Freedom. It’s a compelling thought. Not compelling in a let’s discuss it’s intricacies sense, rather, compelling in a world changing sense, in that it has compelled men to take action in almost every single decisive event or moment in human history. It is a call to action. Liberterians want it. Liberals want it. Conservatives want it. Everyone wants it.
Sometimes it takes on different shapes. The Wright brothers wanted freedom from the ground. Karl Benz wanted freedom from walking. Michael Bay wants freedom from story and script. Libertarians want freedom from government, and liberal democrat socialists seem to want freedom from free thought or expression.
My colleague Nick Barden wrote an interesting piece yesterday in his column, The Ivory Cubicle, where he stated that duties, not rights, are what should define us. I agree with this statement.
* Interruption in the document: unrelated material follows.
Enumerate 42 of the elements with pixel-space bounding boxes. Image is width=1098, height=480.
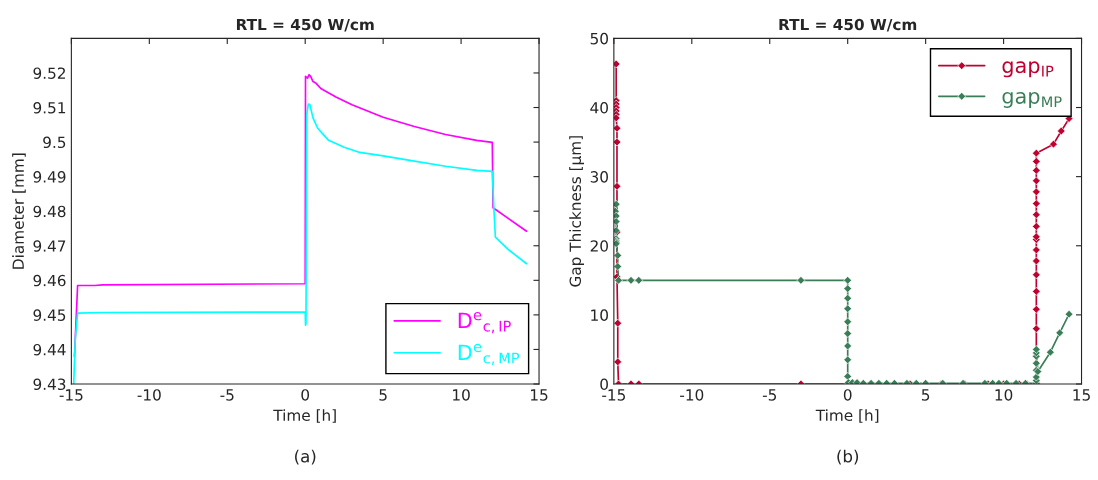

I also firmly believe the words of the Declaration of Independence when it said that “they are endowed by their creator with certain, unalienable rights, that among these are Life, Liberty and the Pursuit of Happiness.” But once we have these rights, the questions remains; what are we to do with them?
Galatians 5:24 says “And those who belong to Christ Jesus have put to death their human nature, with all its passions and desires.”
Matthew 10:39 says “Whoever finds his life will lose it, and whoever loses his life for my sake will find it.”
Take your pick. While there are subtle differences, these two verses pretty much say the same thing. All men have been given life, and therefore a chance to pursue liberty and happiness.
We can spend our lives pursuing a life on earth, pursuing personal freedom on earth, pursuing personal happiness on earth. But as those two verses show, the question is really simple. It isn’t whether you have rights. It is whether you will give them up for something greater.